Why is this research important: The mitochondria are the cell’s power plants, and they stand out from other structures within the cell because they have their own DNA – mtDNA. One theory suggests that damage to this DNA plays a central role in the ageing process. mtDNA from destroyed mitochondria can be released from the cell inside extracellular vesicles – small membrane packages that can carry messages from one cell to another. Might this mtDNA be linked to the ageing process?
What did the researchers do: In this study, researchers measured the quantity of mtDNA in extracellular vesicles from individuals between the ages of 30 and 64. This measurement was made twice for each individual, with measurements being made 5 years apart. They also introduced these extracellular vesicles into cell cultures, and studied the effects of ‘young’ vs ‘old’ vesicles on energy production by mitochondria.
Key takeaway(s) from this research: The quantity of mtDNA contained within extracellular vesicles appears to decline with age. This may simply be because the number of mitochondria within cells declines with age. It may also be because old cells are less able to destroy and clear damaged mitochondria. Whatever the case, this change may serve as a useful biomarker of ageing within middle-aged populations.

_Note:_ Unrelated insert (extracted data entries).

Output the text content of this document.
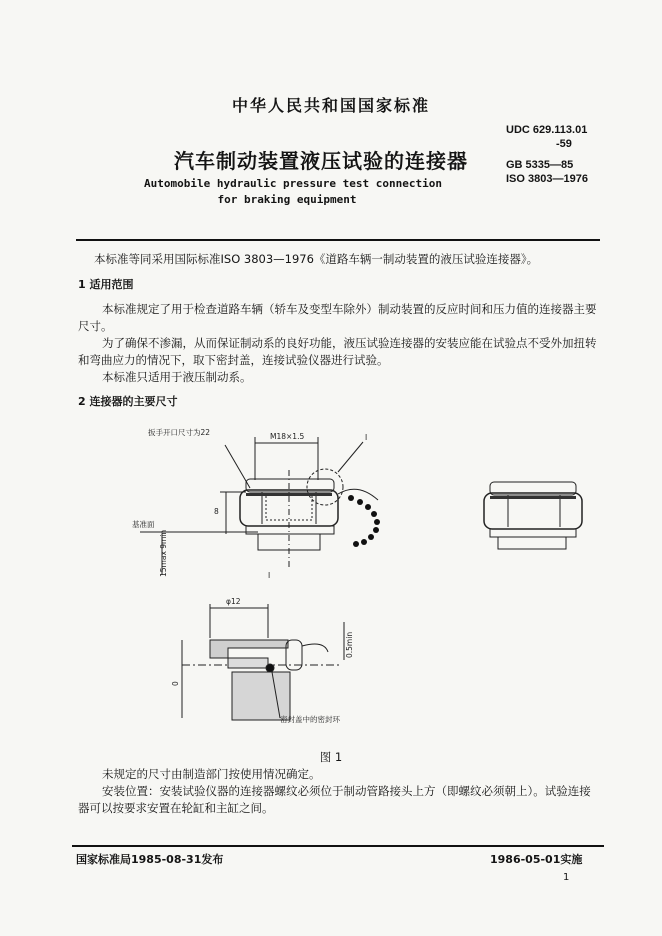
中华人民共和国国家标准
汽车制动装置液压试验的连接器
Automobile hydraulic pressure test connection
for braking equipment
UDC 629.113.01
-59
GB 5335—85
ISO 3803—1976
本标准等同采用国际标准ISO 3803—1976《道路车辆一制动装置的液压试验连接器》。
1 适用范围
本标准规定了用于检查道路车辆（轿车及变型车除外）制动装置的反应时间和压力值的连接器主要尺寸。
为了确保不渗漏，从而保证制动系的良好功能，液压试验连接器的安装应能在试验点不受外加扭转和弯曲应力的情况下，取下密封盖，连接试验仪器进行试验。
本标准只适用于液压制动系。
2 连接器的主要尺寸
扳手开口尺寸为22	M18×1.5	I
基准面
8
15max 9min	I
φ12
0.5min
0
密封盖中的密封环
图 1
未规定的尺寸由制造部门按使用情况确定。
安装位置：安装试验仪器的连接器螺纹必须位于制动管路接头上方（即螺纹必须朝上）。试验连接器可以按要求安置在轮缸和主缸之间。
国家标准局1985-08-31发布	1986-05-01实施
1
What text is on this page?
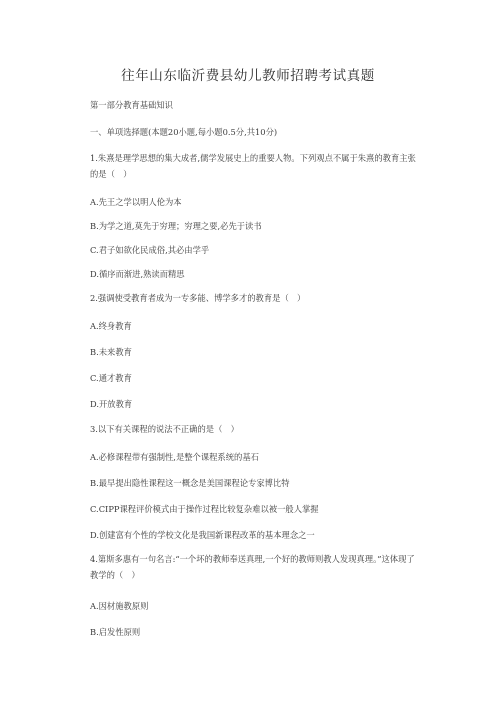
往年山东临沂费县幼儿教师招聘考试真题
第一部分教育基础知识
一、单项选择题(本题20小题,每小题0.5分,共10分)
1.朱熹是理学思想的集大成者,儒学发展史上的重要人物。下列观点不属于朱熹的教育主张的是（　）
A.先王之学以明人伦为本
B.为学之道,莫先于穷理；穷理之要,必先于读书
C.君子如欲化民成俗,其必由学乎
D.循序而渐进,熟读而精思
2.强调使受教育者成为一专多能、博学多才的教育是（　）
A.终身教育
B.未来教育
C.通才教育
D.开放教育
3.以下有关课程的说法不正确的是（　）
A.必修课程带有强制性,是整个课程系统的基石
B.最早提出隐性课程这一概念是美国课程论专家博比特
C.CIPP课程评价模式由于操作过程比较复杂难以被一般人掌握
D.创建富有个性的学校文化是我国新课程改革的基本理念之一
4.第斯多惠有一句名言:“一个坏的教师奉送真理,一个好的教师则教人发现真理。”这体现了教学的（　）
A.因材施教原则
B.启发性原则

The study also found that cells exposed to ‘young’ extracellular vesicles produced more energy within their mitochondria than those exposed to ‘old’ vesicles. This suggests that extracellular vesicles contain signals that are important for mitochondria to function (though this doesn’t necessarily mean that mtDNA is one of these signals). In line with this finding, another study in 2019 reported that injecting extracellular vesicles could extend mouse lifespan.